Majuscule and Minuscule
Jayne English
“We know that the secret of the world is profound, but
who or what shall be our interpreter...” – Ralph Waldo Emerson
When Walt Whitman sauntered through the streets of New York City, enjoying a conversation and drink at Pfaff’s, talking to omnibus drivers on Broadway, or attending an opera at the Park Theater, the sights, sounds, and multitude of experiences found expression in his collection of poems, Leaves of Grass. He published the first edition in 1855 with his own money and set much of the type himself at the print shop of some friends. To order the words of its poems, he chose letters from two wooden cases, one above the other. This process of typesetting gives us the words lowercase and uppercase letters, more formally known as minuscule and majuscule letters. The terms are fitting and elegant metaphors for Whitman’s poetic world that contains ideas ranging from the near and tangible:
“Touch me – touch the palm of your hand to my Body as I pass;
Be not afraid of my Body.”
To the elusive and intangible,:
This is thy hour O Soul, thy free flight into the wordless,
Away from books, away from art, the day erased, the lesson done,
Thee fully forth emerging, silent, gazing, pondering the themes thou lovest best.
Night, sleep, death and the stars.
As metaphors, poets and other artists use minuscule and majuscule to translate thoughts we struggle to grasp.
William Blake typesets large and small ideas together like this:
To see a World in a Grain of Sand
And a Heaven in a Wild Flower
Hold Infinity in the palm of your hand
And Eternity in an hour
And in his poem “Christmas,” George Herbert speaks of the majuscule and minuscule of incarnation this way:
“O Thou, whose glorious, yet contracted light,
Wrapt in night’s mantle, stole into a manger;”

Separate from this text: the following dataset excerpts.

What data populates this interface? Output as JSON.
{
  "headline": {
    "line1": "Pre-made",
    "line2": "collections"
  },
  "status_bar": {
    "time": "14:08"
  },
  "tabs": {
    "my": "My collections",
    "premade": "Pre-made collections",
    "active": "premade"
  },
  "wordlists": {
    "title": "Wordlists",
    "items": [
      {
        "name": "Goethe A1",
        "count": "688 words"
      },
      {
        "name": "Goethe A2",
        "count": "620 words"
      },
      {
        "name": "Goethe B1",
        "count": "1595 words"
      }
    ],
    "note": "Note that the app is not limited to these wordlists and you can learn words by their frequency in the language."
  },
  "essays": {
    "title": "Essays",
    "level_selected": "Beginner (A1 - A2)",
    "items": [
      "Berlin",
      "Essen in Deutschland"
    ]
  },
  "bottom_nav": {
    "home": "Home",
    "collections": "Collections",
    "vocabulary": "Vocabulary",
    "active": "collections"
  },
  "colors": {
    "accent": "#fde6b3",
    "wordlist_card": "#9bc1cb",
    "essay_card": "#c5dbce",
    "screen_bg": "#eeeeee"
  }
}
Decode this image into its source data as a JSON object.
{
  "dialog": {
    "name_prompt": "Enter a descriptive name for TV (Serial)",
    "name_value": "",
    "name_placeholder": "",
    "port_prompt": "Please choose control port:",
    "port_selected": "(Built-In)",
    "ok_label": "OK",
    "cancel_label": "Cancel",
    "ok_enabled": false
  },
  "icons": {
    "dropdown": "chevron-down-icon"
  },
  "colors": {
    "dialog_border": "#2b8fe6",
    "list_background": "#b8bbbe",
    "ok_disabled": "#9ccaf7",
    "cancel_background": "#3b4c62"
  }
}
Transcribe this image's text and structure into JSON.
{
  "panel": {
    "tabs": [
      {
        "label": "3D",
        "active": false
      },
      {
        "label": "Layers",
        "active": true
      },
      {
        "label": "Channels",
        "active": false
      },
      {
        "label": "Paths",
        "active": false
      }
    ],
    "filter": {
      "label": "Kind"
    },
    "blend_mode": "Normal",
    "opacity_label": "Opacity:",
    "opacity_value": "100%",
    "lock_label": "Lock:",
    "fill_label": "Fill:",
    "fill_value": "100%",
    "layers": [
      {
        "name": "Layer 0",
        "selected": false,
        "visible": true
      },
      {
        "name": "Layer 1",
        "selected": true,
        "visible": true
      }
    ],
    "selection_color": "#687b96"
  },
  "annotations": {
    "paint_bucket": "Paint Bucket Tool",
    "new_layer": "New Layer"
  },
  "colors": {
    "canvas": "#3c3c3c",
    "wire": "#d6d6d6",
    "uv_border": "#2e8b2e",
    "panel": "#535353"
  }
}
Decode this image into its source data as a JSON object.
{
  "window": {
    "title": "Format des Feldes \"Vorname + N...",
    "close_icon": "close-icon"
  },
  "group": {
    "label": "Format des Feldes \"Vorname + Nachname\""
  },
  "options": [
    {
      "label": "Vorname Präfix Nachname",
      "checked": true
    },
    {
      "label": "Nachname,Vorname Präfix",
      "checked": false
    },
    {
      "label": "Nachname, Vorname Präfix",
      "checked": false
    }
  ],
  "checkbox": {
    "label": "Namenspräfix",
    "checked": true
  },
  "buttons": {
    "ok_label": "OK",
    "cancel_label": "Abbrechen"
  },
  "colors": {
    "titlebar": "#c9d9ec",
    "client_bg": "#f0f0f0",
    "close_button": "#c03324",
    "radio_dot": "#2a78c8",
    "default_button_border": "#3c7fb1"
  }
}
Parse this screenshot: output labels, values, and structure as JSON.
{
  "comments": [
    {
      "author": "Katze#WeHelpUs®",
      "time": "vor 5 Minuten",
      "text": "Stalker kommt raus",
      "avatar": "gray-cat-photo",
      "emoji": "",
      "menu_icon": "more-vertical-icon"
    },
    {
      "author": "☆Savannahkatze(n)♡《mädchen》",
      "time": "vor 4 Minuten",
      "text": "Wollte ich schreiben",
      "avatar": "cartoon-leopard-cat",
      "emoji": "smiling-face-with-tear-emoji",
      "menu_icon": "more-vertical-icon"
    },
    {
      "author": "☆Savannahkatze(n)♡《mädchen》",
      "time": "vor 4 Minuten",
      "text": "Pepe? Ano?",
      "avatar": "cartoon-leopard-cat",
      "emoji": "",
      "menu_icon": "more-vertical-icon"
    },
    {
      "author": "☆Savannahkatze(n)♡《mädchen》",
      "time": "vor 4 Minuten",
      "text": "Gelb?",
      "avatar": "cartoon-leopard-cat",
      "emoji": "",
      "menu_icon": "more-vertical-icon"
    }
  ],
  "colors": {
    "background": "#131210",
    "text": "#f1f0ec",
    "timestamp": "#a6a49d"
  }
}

Whitman was adept at combining these two types to coalesce the world’s complexities. Composer Matthew Aucoin’s opera, “Crossing,” is based on Whitman’s book Memoranda During the War. Whitman’s hope in publishing it ten years after the Civil War was to remind the nation of the war’s carnage and sorrows. Through the book, Aucoin discovered that Whitman had an “insane tendency to find beauty in everything.” The book is written from notes Whitman kept when he volunteered his time to visit wounded soldiers on the battlefield and in hospitals around “Washington city” during the war. Just wading in a few pages is enough to distill Whitman’s empathy for these men who sacrificed health and wholeness to the war’s battles. Whitman would sit and talk with them, write letters for them, bring stationery, fruit, “sweet crackers,” and give them small amounts of money from his own pockets.
The poet who, 20 years earlier, first published Leaves of Grass as an American epic – celebrating the diverse races, religions, vocations, economic levels of all Americans –continued his Memoranda through the same lens. He wrote, “The brave, grand soldiers are not comprised in those of one side, any more than the other.” He (a Northerner) speaks of a Southern soldier who died defending his flag: “Perhaps, in that Southern boy of seventeen, untold in history, unsung in poems, altogether unnamed, fell as strong a spirit, and as sweet, as any in all time.”
Whitman began his career by combining the minuscule and majuscule to share and preserve his writings. And through them, he interprets for us the profound things of the world.